テナブル製品は、自社開発の脆弱性スキャナーツール「NESSUS」をベースに経験豊富なリサーチチームが情報を収集しており、ゼロディの脆弱性情報も数多く報告をしている。「2021年7月29日に米国のサイバーセキュリティー・インフラセキュリティー庁(CISA)、米連邦捜査局(FBI)とオーストラリアACSC、英国NCSCの4組織が共同で作成したサイバーセキュリティアドバイザリーが公表されましたが、そこで提示された、2020年~2021年にかけて広く悪用されている脆弱性上位30件のなかの80%について、テナブル製品は『緊急に対処すべきもの』と判断しています。共通脆弱性評価システムであるCVSSで『緊急』と判断されたのは60%程度で、テナブル製品が持つ技術力の高さが証明されています」(柳田氏)
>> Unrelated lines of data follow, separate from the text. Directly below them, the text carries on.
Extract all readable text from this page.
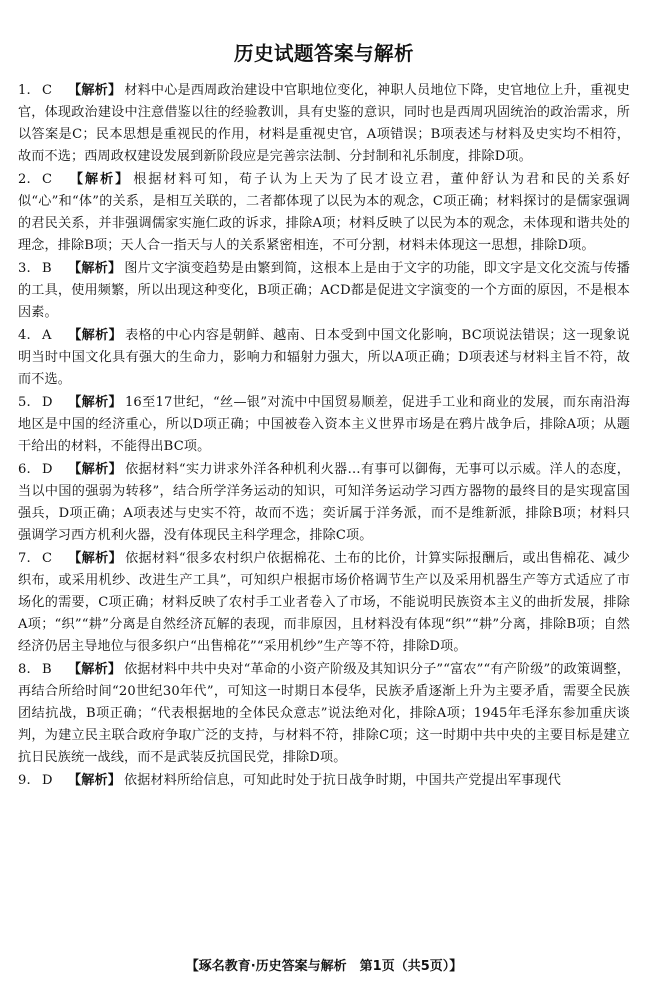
历史试题答案与解析
1. C 【解析】 材料中心是西周政治建设中官职地位变化，神职人员地位下降，史官地位上升，重视史官，体现政治建设中注意借鉴以往的经验教训，具有史鉴的意识，同时也是西周巩固统治的政治需求，所以答案是C；民本思想是重视民的作用，材料是重视史官，A项错误；B项表述与材料及史实均不相符，故而不选；西周政权建设发展到新阶段应是完善宗法制、分封制和礼乐制度，排除D项。
2. C 【解析】 根据材料可知，荀子认为上天为了民才设立君，董仲舒认为君和民的关系好似“心”和“体”的关系，是相互关联的，二者都体现了以民为本的观念，C项正确；材料探讨的是儒家强调的君民关系，并非强调儒家实施仁政的诉求，排除A项；材料反映了以民为本的观念，未体现和谐共处的理念，排除B项；天人合一指天与人的关系紧密相连，不可分割，材料未体现这一思想，排除D项。
3. B 【解析】 图片文字演变趋势是由繁到简，这根本上是由于文字的功能，即文字是文化交流与传播的工具，使用频繁，所以出现这种变化，B项正确；ACD都是促进文字演变的一个方面的原因，不是根本因素。
4. A 【解析】 表格的中心内容是朝鲜、越南、日本受到中国文化影响，BC项说法错误；这一现象说明当时中国文化具有强大的生命力，影响力和辐射力强大，所以A项正确；D项表述与材料主旨不符，故而不选。
5. D 【解析】 16至17世纪，“丝—银”对流中中国贸易顺差，促进手工业和商业的发展，而东南沿海地区是中国的经济重心，所以D项正确；中国被卷入资本主义世界市场是在鸦片战争后，排除A项；从题干给出的材料，不能得出BC项。
6. D 【解析】 依据材料“实力讲求外洋各种机利火器…有事可以御侮，无事可以示威。洋人的态度，当以中国的强弱为转移”，结合所学洋务运动的知识，可知洋务运动学习西方器物的最终目的是实现富国强兵，D项正确；A项表述与史实不符，故而不选；奕䜣属于洋务派，而不是维新派，排除B项；材料只强调学习西方机利火器，没有体现民主科学理念，排除C项。
7. C 【解析】 依据材料“很多农村织户依据棉花、土布的比价，计算实际报酬后，或出售棉花、减少织布，或采用机纱、改进生产工具”，可知织户根据市场价格调节生产以及采用机器生产等方式适应了市场化的需要，C项正确；材料反映了农村手工业者卷入了市场，不能说明民族资本主义的曲折发展，排除A项；“织”“耕”分离是自然经济瓦解的表现，而非原因，且材料没有体现“织”“耕”分离，排除B项；自然经济仍居主导地位与很多织户“出售棉花”“采用机纱”生产等不符，排除D项。
8. B 【解析】 依据材料中共中央对“革命的小资产阶级及其知识分子”“富农”“有产阶级”的政策调整，再结合所给时间“20世纪30年代”，可知这一时期日本侵华，民族矛盾逐渐上升为主要矛盾，需要全民族团结抗战，B项正确；“代表根据地的全体民众意志”说法绝对化，排除A项；1945年毛泽东参加重庆谈判，为建立民主联合政府争取广泛的支持，与材料不符，排除C项；这一时期中共中央的主要目标是建立抗日民族统一战线，而不是武装反抗国民党，排除D项。
9. D 【解析】 依据材料所给信息，可知此时处于抗日战争时期，中国共产党提出军事现代
【琢名教育·历史答案与解析　第1页（共5页）】
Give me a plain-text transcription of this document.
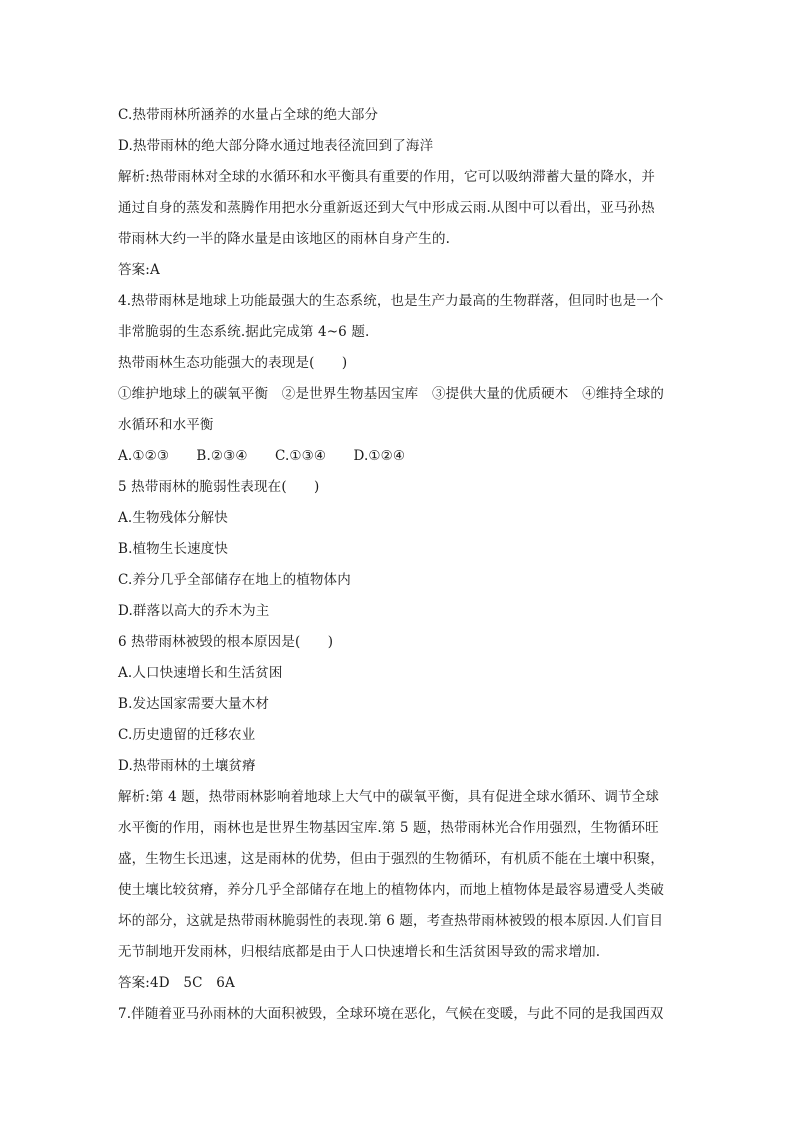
C.热带雨林所涵养的水量占全球的绝大部分
D.热带雨林的绝大部分降水通过地表径流回到了海洋
解析:热带雨林对全球的水循环和水平衡具有重要的作用，它可以吸纳滞蓄大量的降水，并
通过自身的蒸发和蒸腾作用把水分重新返还到大气中形成云雨.从图中可以看出，亚马孙热
带雨林大约一半的降水量是由该地区的雨林自身产生的.
答案:A
4.热带雨林是地球上功能最强大的生态系统，也是生产力最高的生物群落，但同时也是一个
非常脆弱的生态系统.据此完成第 4~6 题.
热带雨林生态功能强大的表现是(　　)
①维护地球上的碳氧平衡　②是世界生物基因宝库　③提供大量的优质硬木　④维持全球的
水循环和水平衡
A.①②③　　B.②③④　　C.①③④　　D.①②④
5 热带雨林的脆弱性表现在(　　)
A.生物残体分解快
B.植物生长速度快
C.养分几乎全部储存在地上的植物体内
D.群落以高大的乔木为主
6 热带雨林被毁的根本原因是(　　)
A.人口快速增长和生活贫困
B.发达国家需要大量木材
C.历史遗留的迁移农业
D.热带雨林的土壤贫瘠
解析:第 4 题，热带雨林影响着地球上大气中的碳氧平衡，具有促进全球水循环、调节全球
水平衡的作用，雨林也是世界生物基因宝库.第 5 题，热带雨林光合作用强烈，生物循环旺
盛，生物生长迅速，这是雨林的优势，但由于强烈的生物循环，有机质不能在土壤中积聚，
使土壤比较贫瘠，养分几乎全部储存在地上的植物体内，而地上植物体是最容易遭受人类破
坏的部分，这就是热带雨林脆弱性的表现.第 6 题，考查热带雨林被毁的根本原因.人们盲目
无节制地开发雨林，归根结底都是由于人口快速增长和生活贫困导致的需求增加.
答案:4D　5C　6A
7.伴随着亚马孙雨林的大面积被毁，全球环境在恶化，气候在变暖，与此不同的是我国西双
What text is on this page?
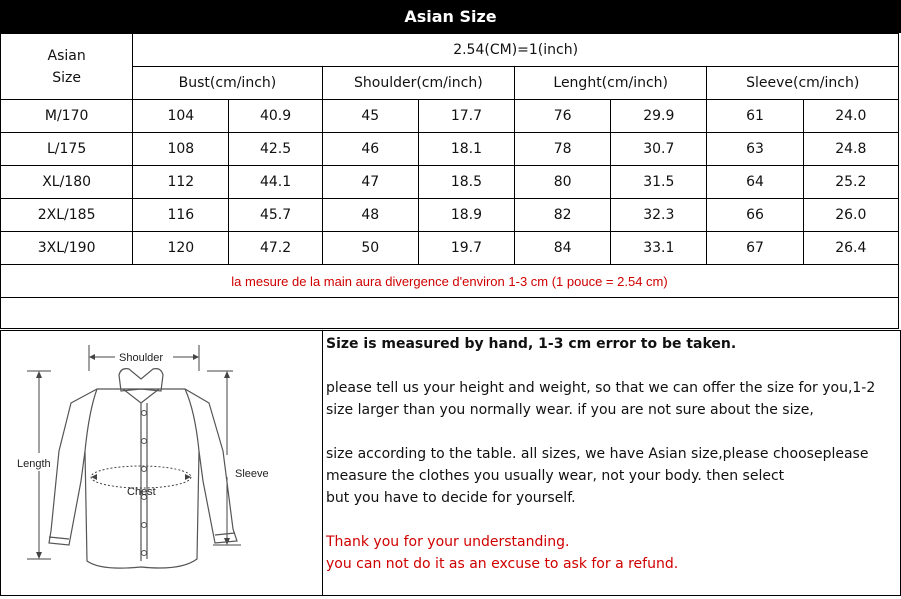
Asian Size
Asian
Size	2.54(CM)=1(inch)							
	Bust(cm/inch)		Shoulder(cm/inch)		Lenght(cm/inch)		Sleeve(cm/inch)	
M/170	104	40.9	45	17.7	76	29.9	61	24.0
L/175	108	42.5	46	18.1	78	30.7	63	24.8
XL/180	112	44.1	47	18.5	80	31.5	64	25.2
2XL/185	116	45.7	48	18.9	82	32.3	66	26.0
3XL/190	120	47.2	50	19.7	84	33.1	67	26.4
la mesure de la main aura divergence d'environ 1-3 cm (1 pouce = 2.54 cm)								

Shoulder
Length
Sleeve
Chest
Size is measured by hand, 1-3 cm error to be taken.
please tell us your height and weight, so that we can offer the size for you,1-2
size larger than you normally wear. if you are not sure about the size,
size according to the table. all sizes, we have Asian size,please chooseplease
measure the clothes you usually wear, not your body. then select
but you have to decide for yourself.
Thank you for your understanding.
you can not do it as an excuse to ask for a refund.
「脆弱性スキャンツールの多くは、ソフトウェアのバージョンをチェックし、脆弱性のDBと付き合わせるという方式を採用しています。これに対しテナブル製品では、ソフトウェアのバージョンはもちろん、それ以外の設定、レジストリの値などもチェックし、統合的な判断を行います。他の製品は『脆弱性の疑いがある』レベルのものまで出してしまうケースが多いなか、テナブルは確実に脆弱性があるものだけを提示するため、ツールとしての信頼性が違います。脆弱性の識別から対応までのサイクルを管理するための機能を網羅しており、リスクベースの脆弱性管理を実現することが可能です」(阿部氏)
単なる脆弱性診断ツールではなく、企業に脆弱性管理の意識を根付かせるためのプラットフォームとして機能するテナブル製品は、導入した企業から高い評価を得ているという。 「これまで外部ベンダーにお願いしていた脆弱性対策をテナブル製品で内製化したことで、安全性の向上に加え、業務効率化も実現できたという導入事例もあります。最近ではSOARなど、運用を自動化するソリューションを導入する企業も増えていますが、テナブルとしては本当に対応が必要な脆弱性情報をいかに正確に収集してきて伝えるかという部分での効率性を追求し、統合的なセキュリティ対策の効率化を目指しています」(阿部氏)
「テナブル製品は、ネットワーク、プラットフォーム、Webアプリケーションを含めたすべてのIT資産の脆弱性を継続的かつ効率的に管理できます。内製で脆弱性管理が行えるので、高価な脆弱性診断サービスを利用していた企業にとってはコストメリットも大きなものがあります」(柳田氏)
テナブルとネットワールドのタッグが、日本市場にリスクベースの脆弱性管理を浸透させる
『すべての組織がサイバーセキュリティのリスクを把握・低減できるようにサポートする』というビジョンを持つテナブルと、ソリューション・ディストリビューターとして、パートナー企業とともにエンドユーザー企業のビジネス発展に貢献する』というミッションを掲げるネットワールドは、ビジネスの方向性が一致していると柳田氏。「ネットワールドとテナブルは密接に連携して、脆弱性対策の市場拡大に向けた取り組みを進めていきます」と意気込みを語る。将来的には、脆弱性診断の技術者、ユーザー企業、セキュリティベンダーなどが情報を交換するユーザーコミュニティを作っていく予定という。
阿部氏も「欧米に比べると、日本の脆弱性管理市場は成熟されていない状況です。とはいえ、ベンダー丸投げでは対処できない状況になってきているのは確かで、『規定で年1回の脆弱性診断が求められているので実施する』という考え方から、『セキュリティ対策を考えると、まずは脆弱性対策が必要』といった考え方へと、徐々に企業側の意識も変わってきていると感じています」と手応えを口にする。
ビジネスにおけるセキュリティ対策の重要度が高まるなか、その“一丁目一番地”といえる脆弱性の管理は、あらゆる企業にとって喫緊の課題といえる。テナブルの提唱する『リスクベースの脆弱性管理』を実現するソリューションには、今後も注視していく必要があるだろう。